1. Field of the Invention
The present invention relates to a peripheral control system, and more particularly, to a peripheral control system having a peripheral driver program and an application program communicating with each other through DDE (dynamic data exchange) protocol.
2. Description of the Prior Art
Please refer to FIG. 1 and FIG. 2. FIG. 1 is a perspective view of a prior art peripheral control system 10. FIG. 2 is a function block diagram of the computer 12 shown in FIG. 1. The peripheral control system 10 is used for controlling a peripheral device 14, such as scanner or digital camera. The system 10 comprises a computer 12 connected to the peripheral device 14. The computer 12 comprises a memory 20 for storing programs and data, and a processor 22 for executing programs stored in the memory 20. The memory 20 comprises a peripheral driver module 24, a peripheral management module (TWAIN) 26, and an application program 28. The peripheral driver module 24 is stored in a subroutine file format, such as the DLL file in Windows 95 from Microsoft Corporation, for driving the peripheral device 14. The peripheral management module 26 is also stored in a subroutine file format which uses subroutine calls to communicate with the peripheral driver module 24. The application program 28 is stored in an executable file format, such as the EXE file, which uses subroutine calls to communicate with the peripheral management module 26.
The peripheral management module (TWAIN) 26 is a standard subroutine library developed by many image peripheral vendors and application program vendors for managing data communications between application programs provided by application program vendors and peripheral driver modules provided by image peripheral vendors. The image peripherals include scanners, digital cameras, image database, etc.. And the application programs include image processing software, fax processing software, word processors, etc..
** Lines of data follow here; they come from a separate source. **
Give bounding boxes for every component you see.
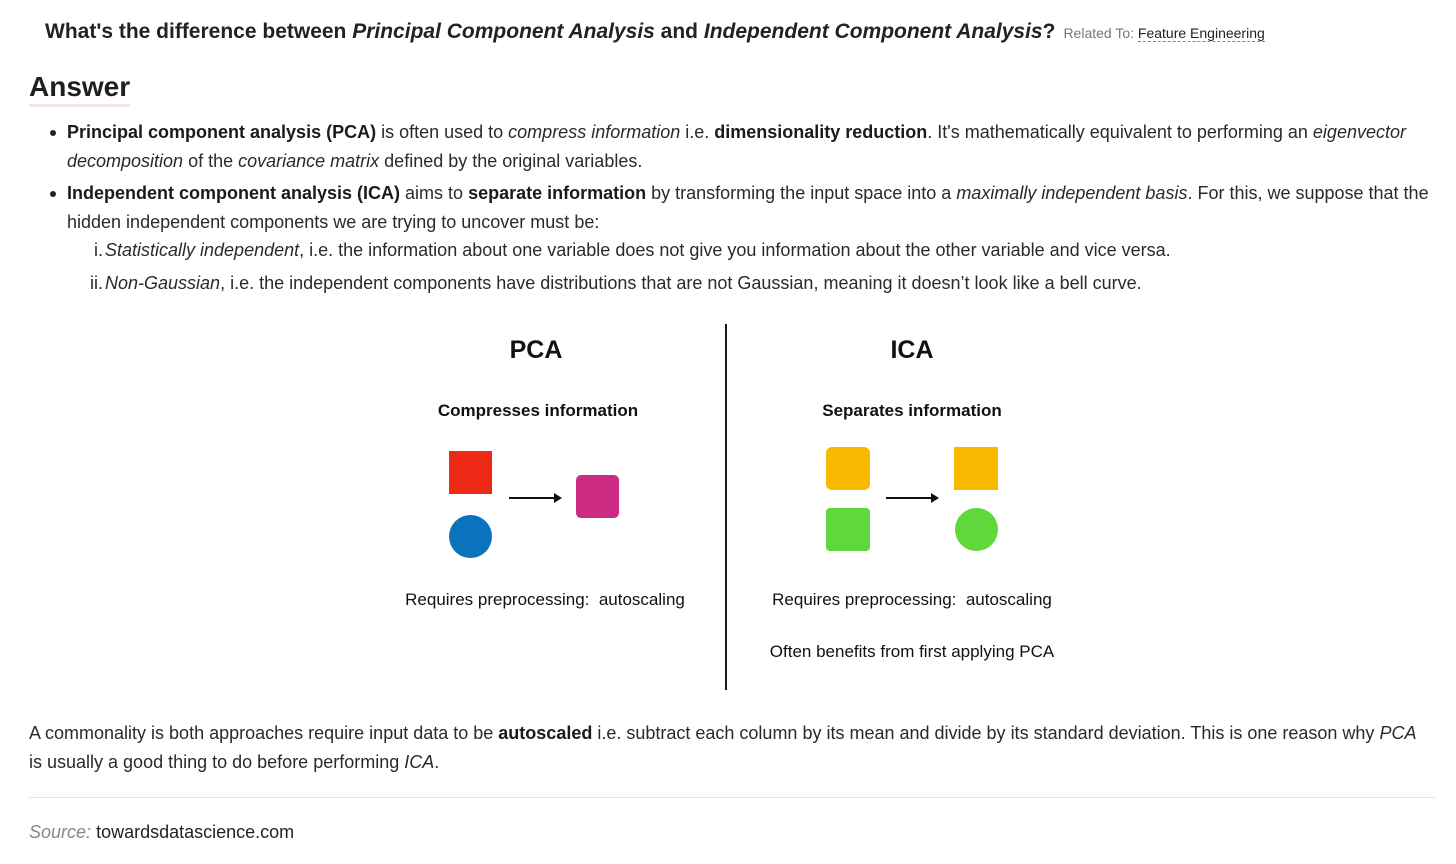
commonality-text: .: [434, 751, 440, 772]
pca-covariance: covariance matrix: [238, 150, 380, 171]
related-link[interactable]: Feature Engineering: [1137, 25, 1265, 42]
ica-subtitle: Separates information: [822, 401, 1002, 420]
divider-line: [29, 797, 1435, 798]
pca-text: of the: [183, 150, 239, 171]
magenta-square-icon: [576, 475, 619, 518]
condition-text: , i.e. the information about one variabl…: [299, 240, 1171, 260]
ica-note-2: Often benefits from first applying PCA: [769, 642, 1055, 661]
pca-term: Principal component analysis (PCA): [67, 122, 377, 142]
pca-note: Requires preprocessing: autoscaling: [405, 590, 685, 609]
ica-term: Independent component analysis (ICA): [67, 183, 401, 203]
commonality-text: is usually a good thing to do before per…: [29, 751, 405, 772]
answer-heading: Answer: [29, 70, 131, 107]
pca-title: PCA: [509, 336, 563, 364]
ica-title: ICA: [890, 336, 934, 364]
question-ica-term: Independent Component Analysis: [703, 20, 1043, 43]
condition-number: i.: [94, 240, 103, 260]
question-text-2: and: [654, 20, 704, 43]
pca-subtitle: Compresses information: [437, 401, 639, 420]
condition-term: Statistically independent: [105, 240, 300, 260]
pca-text: is often used to: [376, 122, 509, 142]
ica-separate: separate information: [468, 183, 647, 203]
commonality-text: i.e. subtract each column by its mean an…: [592, 723, 1380, 743]
pca-text: i.e.: [680, 122, 715, 142]
orange-square-icon: [826, 447, 870, 490]
ica-note: Requires preprocessing: autoscaling: [772, 590, 1052, 609]
condition-term: Non-Gaussian: [105, 272, 221, 293]
pca-compress: compress information: [508, 122, 681, 142]
source-line: Source: towardsdatascience.com: [29, 822, 294, 843]
pca-text: . It's mathematically equivalent to perf…: [927, 122, 1313, 142]
ica-basis: maximally independent basis: [956, 183, 1188, 203]
pca-dimred: dimensionality reduction: [714, 122, 928, 142]
orange-square-icon: [954, 447, 998, 490]
condition-item: i. Statistically independent, i.e. the in…: [67, 236, 1437, 265]
condition-number: ii.: [90, 272, 103, 293]
blue-circle-icon: [449, 515, 492, 558]
bullet-pca: Principal component analysis (PCA) is of…: [47, 118, 1437, 175]
ica-conditions: i. Statistically independent, i.e. the in…: [67, 236, 1437, 297]
commonality-text: A commonality is both approaches require…: [29, 723, 499, 743]
source-label: Source:: [29, 822, 92, 842]
source-value: towardsdatascience.com: [96, 822, 295, 842]
condition-item: ii. Non-Gaussian, i.e. the independent co…: [67, 269, 1437, 298]
autoscaled-term: autoscaled: [498, 723, 593, 743]
bullet-ica: Independent component analysis (ICA) aim…: [47, 179, 1437, 297]
green-circle-icon: [955, 508, 998, 551]
pca-ica-figure: PCA Compresses information Requires prep…: [390, 322, 1080, 692]
question-text-1: What's the difference between: [45, 20, 353, 43]
pca-arrow-icon: [509, 493, 562, 503]
ica-text: by transforming the input space into a: [646, 183, 957, 203]
question-mark: ?: [1042, 20, 1056, 43]
ica-text: aims to: [400, 183, 469, 203]
pca-abbr: PCA: [1379, 723, 1417, 743]
answer-bullets: Principal component analysis (PCA) is of…: [47, 118, 1437, 301]
green-square-icon: [826, 508, 870, 551]
red-square-icon: [449, 451, 492, 494]
ica-text: . For this, we suppose that the hidden i…: [67, 183, 1429, 232]
ica-arrow-icon: [886, 493, 939, 503]
related-to: Related To: Feature Engineering: [1063, 25, 1265, 42]
pca-eigen: eigenvector decomposition: [67, 122, 1406, 171]
pca-text: defined by the original variables.: [379, 150, 643, 171]
question-title: What's the difference between Principal …: [45, 20, 1265, 44]
commonality-paragraph: A commonality is both approaches require…: [29, 719, 1429, 776]
figure-divider: [725, 324, 727, 690]
condition-text: , i.e. the independent components have d…: [220, 272, 1142, 293]
question-pca-term: Principal Component Analysis: [352, 20, 655, 43]
related-label: Related To:: [1063, 25, 1135, 41]
ica-abbr: ICA: [404, 751, 435, 772]
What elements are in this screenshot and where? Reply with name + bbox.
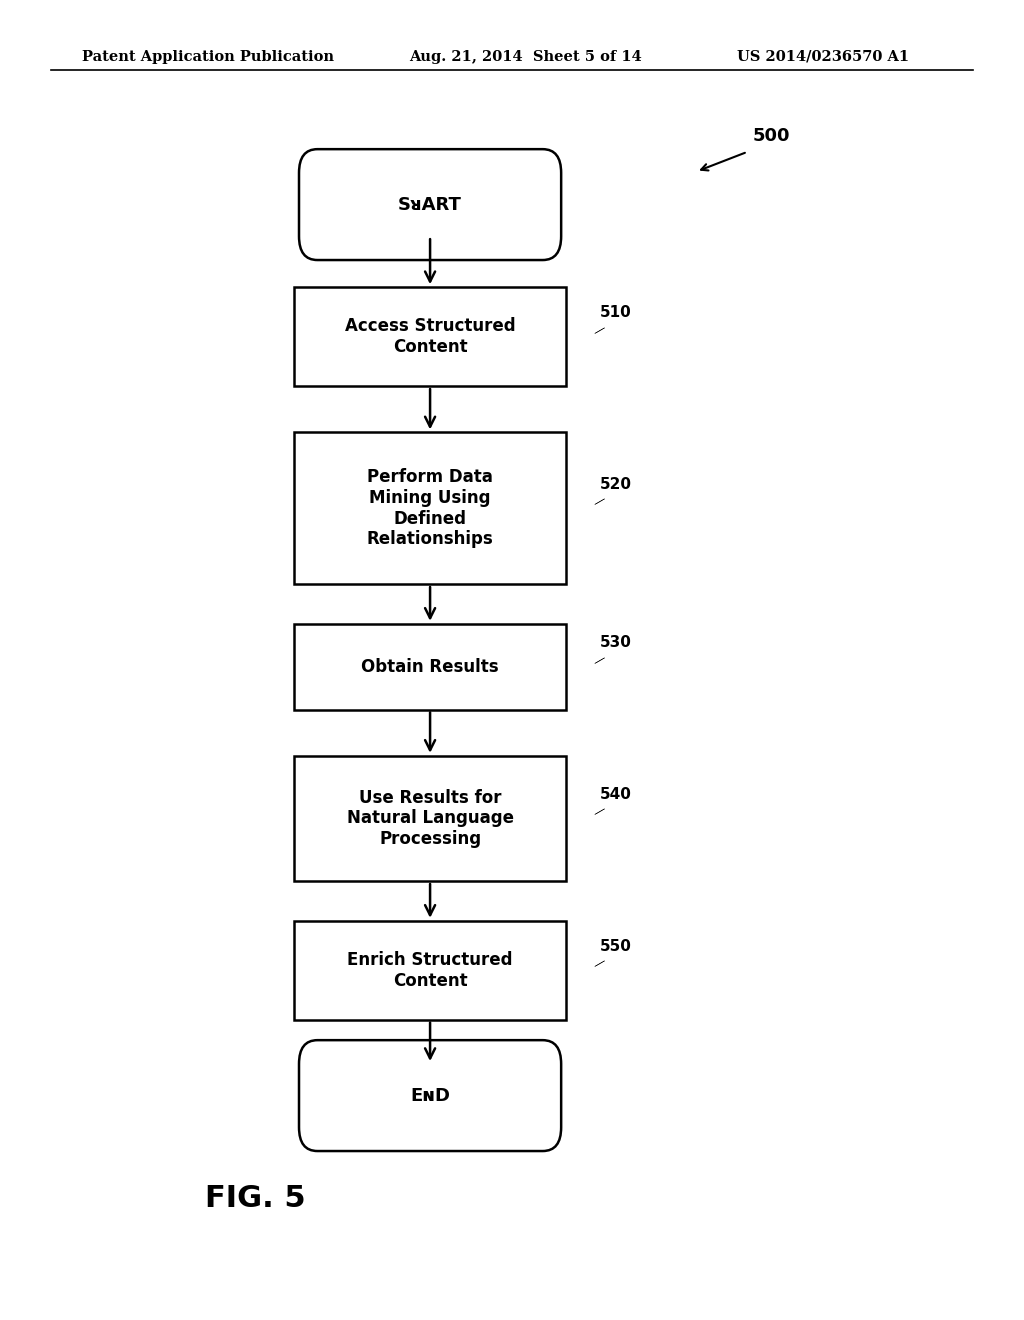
Text: 550: 550 [600, 939, 632, 954]
Bar [295, 623, 565, 710]
Text: Patent Application Publication: Patent Application Publication [82, 50, 334, 63]
Text: Access Structured
Content: Access Structured Content [345, 317, 515, 356]
Text: Aug. 21, 2014  Sheet 5 of 14: Aug. 21, 2014 Sheet 5 of 14 [410, 50, 642, 63]
Text: 530: 530 [600, 635, 632, 651]
Bar [295, 433, 565, 583]
Text: 520: 520 [600, 477, 632, 492]
Text: —: — [592, 954, 608, 973]
Text: FIG. 5: FIG. 5 [205, 1184, 305, 1213]
Text: EɴD: EɴD [410, 1086, 451, 1105]
Text: US 2014/0236570 A1: US 2014/0236570 A1 [737, 50, 909, 63]
Text: —: — [592, 803, 608, 821]
FancyBboxPatch shape [299, 1040, 561, 1151]
Text: —: — [592, 492, 608, 511]
Text: SᴚART: SᴚART [398, 195, 462, 214]
Text: Perform Data
Mining Using
Defined
Relationships: Perform Data Mining Using Defined Relati… [367, 469, 494, 548]
Text: Use Results for
Natural Language
Processing: Use Results for Natural Language Process… [346, 788, 514, 849]
Bar [295, 288, 565, 385]
Text: —: — [592, 321, 608, 339]
Text: 510: 510 [600, 305, 632, 321]
FancyBboxPatch shape [299, 149, 561, 260]
Text: 500: 500 [753, 127, 791, 145]
Text: 540: 540 [600, 787, 632, 803]
Text: Obtain Results: Obtain Results [361, 657, 499, 676]
Bar [295, 755, 565, 882]
Text: —: — [592, 651, 608, 669]
Text: Enrich Structured
Content: Enrich Structured Content [347, 950, 513, 990]
Bar [295, 921, 565, 1019]
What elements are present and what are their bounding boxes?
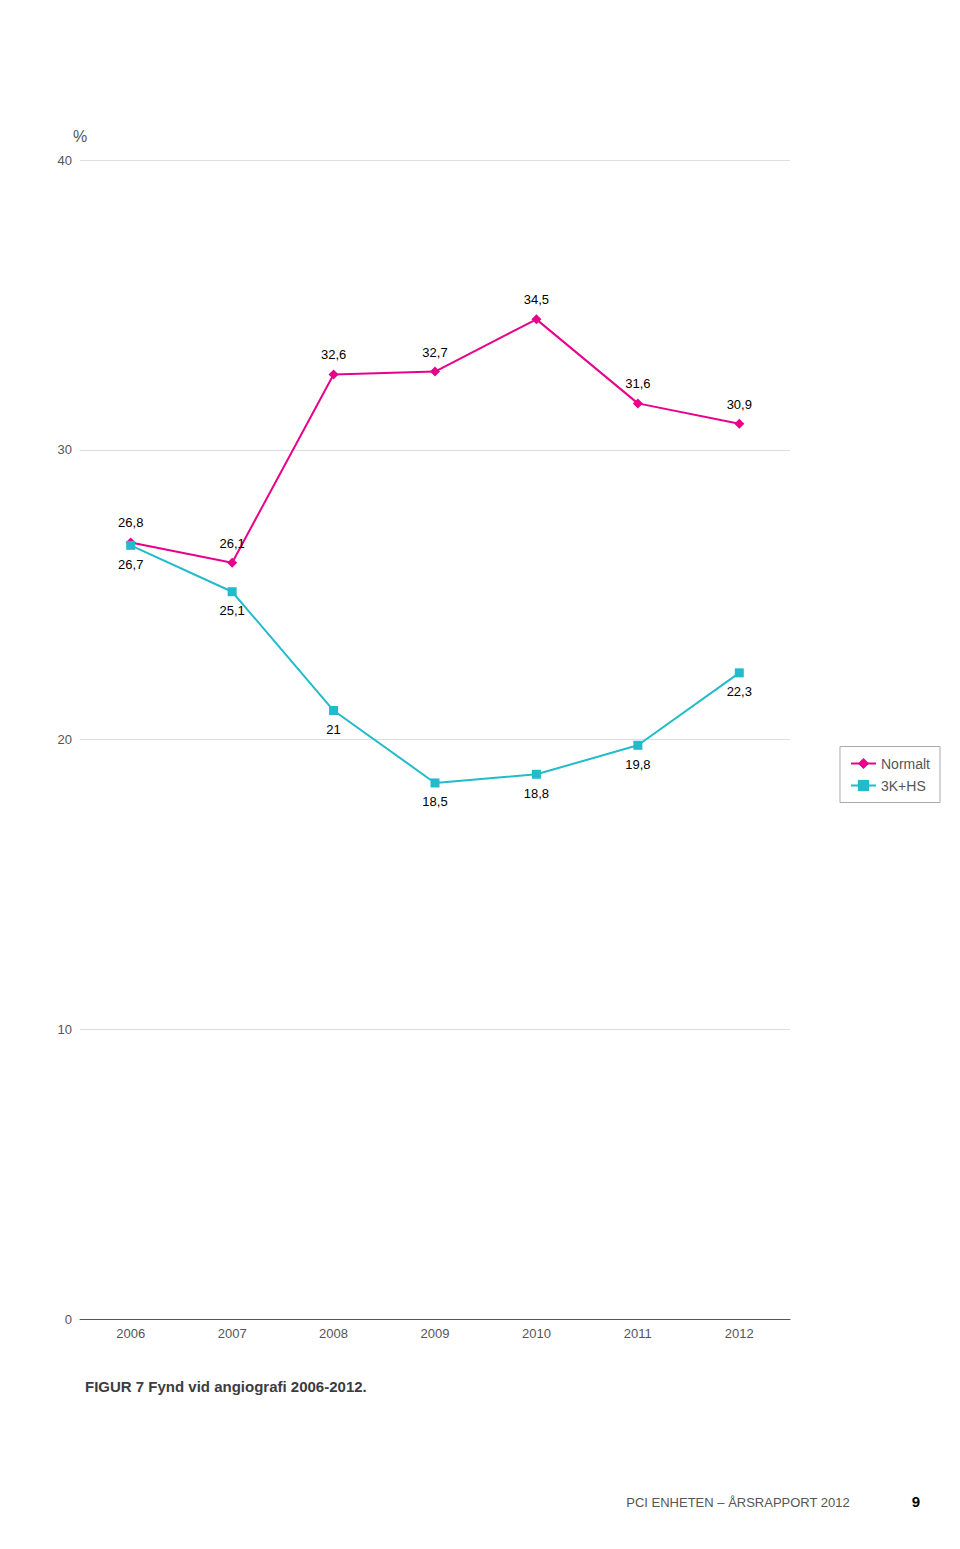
svg-text:40: 40 xyxy=(58,153,72,168)
svg-text:2010: 2010 xyxy=(522,1326,551,1341)
svg-text:19,8: 19,8 xyxy=(625,757,650,772)
svg-text:PCI ENHETEN – ÅRSRAPPORT 2012: PCI ENHETEN – ÅRSRAPPORT 2012 xyxy=(626,1495,850,1510)
svg-text:2006: 2006 xyxy=(116,1326,145,1341)
svg-text:0: 0 xyxy=(65,1312,72,1327)
svg-text:2012: 2012 xyxy=(725,1326,754,1341)
svg-text:2009: 2009 xyxy=(421,1326,450,1341)
svg-text:2008: 2008 xyxy=(319,1326,348,1341)
svg-text:21: 21 xyxy=(326,722,340,737)
svg-text:25,1: 25,1 xyxy=(219,603,244,618)
svg-text:18,5: 18,5 xyxy=(422,794,447,809)
svg-text:26,1: 26,1 xyxy=(219,536,244,551)
svg-text:30: 30 xyxy=(58,442,72,457)
svg-text:3K+HS: 3K+HS xyxy=(881,778,926,794)
svg-text:22,3: 22,3 xyxy=(727,684,752,699)
svg-text:31,6: 31,6 xyxy=(625,376,650,391)
svg-text:34,5: 34,5 xyxy=(524,292,549,307)
svg-text:18,8: 18,8 xyxy=(524,786,549,801)
svg-text:26,8: 26,8 xyxy=(118,515,143,530)
svg-text:FIGUR 7 Fynd vid angiografi 20: FIGUR 7 Fynd vid angiografi 2006-2012. xyxy=(85,1378,367,1395)
svg-text:9: 9 xyxy=(912,1493,920,1510)
svg-text:26,7: 26,7 xyxy=(118,557,143,572)
svg-text:20: 20 xyxy=(58,732,72,747)
svg-text:30,9: 30,9 xyxy=(727,397,752,412)
svg-text:Normalt: Normalt xyxy=(881,756,930,772)
svg-text:10: 10 xyxy=(58,1022,72,1037)
svg-text:32,7: 32,7 xyxy=(422,345,447,360)
svg-text:2007: 2007 xyxy=(218,1326,247,1341)
svg-text:%: % xyxy=(73,128,87,145)
svg-text:2011: 2011 xyxy=(624,1326,652,1341)
svg-text:32,6: 32,6 xyxy=(321,347,346,362)
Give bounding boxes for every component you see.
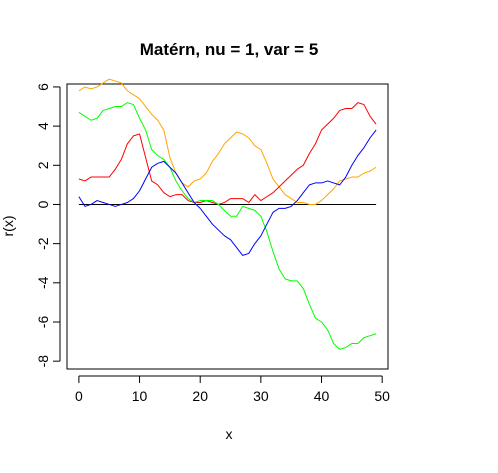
y-tick-label: 6: [35, 83, 51, 91]
y-tick-label: -2: [35, 237, 51, 250]
x-axis: 0 10 20 30 40 50: [75, 375, 390, 404]
y-tick-label: 4: [35, 122, 51, 130]
y-tick-label: 2: [35, 161, 51, 169]
series-line-4: [78, 129, 377, 256]
x-axis-label: x: [226, 426, 233, 442]
series-line-1: [78, 78, 377, 205]
x-tick-label: 10: [132, 388, 148, 404]
x-tick-label: 20: [192, 388, 208, 404]
plot-frame: [66, 83, 389, 370]
series-group: [78, 78, 377, 350]
x-tick-label: 40: [314, 388, 330, 404]
series-line-2: [78, 102, 377, 205]
y-tick-label: -8: [35, 355, 51, 368]
x-tick-label: 50: [374, 388, 390, 404]
series-line-3: [78, 102, 377, 350]
y-tick-label: -6: [35, 316, 51, 329]
y-tick-label: 0: [35, 200, 51, 208]
y-axis-label: r(x): [0, 216, 16, 237]
chart-title: Matérn, nu = 1, var = 5: [140, 40, 319, 59]
y-tick-label: -4: [35, 276, 51, 289]
y-axis: -8 -6 -4 -2 0 2 4 6: [35, 83, 61, 368]
x-tick-label: 30: [253, 388, 269, 404]
x-tick-label: 0: [75, 388, 83, 404]
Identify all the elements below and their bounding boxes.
Please refer to FIG. 3. FIG. 3 is a diagrammatic view of the control flow between the application program 28 and the peripheral driver module 24 shown in FIG. 2. The application program 28 uses subroutine calls to communicate with the peripheral management module 26, and then the peripheral management module 26 uses subroutine calls to communicate with the peripheral driver module 24. The peripheral driver module 24 controls the peripheral device 14 according to instructions generated by the application program 28 and passes data between the application program 28 and the peripheral device 14.
One disadvantage of the prior art peripheral control system 10 is that both the peripheral management module 26 and the peripheral driver module 24 are in a subroutine file format instead of in executable file format. Only the application program 28 is in executable file format and can be executed independently. The peripheral management module 26 and the peripheral driver module 24 are initiated by the application program 28 before making subroutine calls and thus share the same allocated resources such as memory space. In such situation the peripheral driver module 24 must be executed together with the application program 28 in a computer. If any of them gets failed, both of them will stop execution. Besides, since the peripheral driver module 24 must be passively initiated by the application program 28, it is impossible to add any automatically executable functions into the peripheral driver module 24 such as the automatic detecting and scanning function provided by many scanners nowadays. Such functions must be provided by using other software and/or hardware because of the passive initiation restriction of the peripheral driver module 24.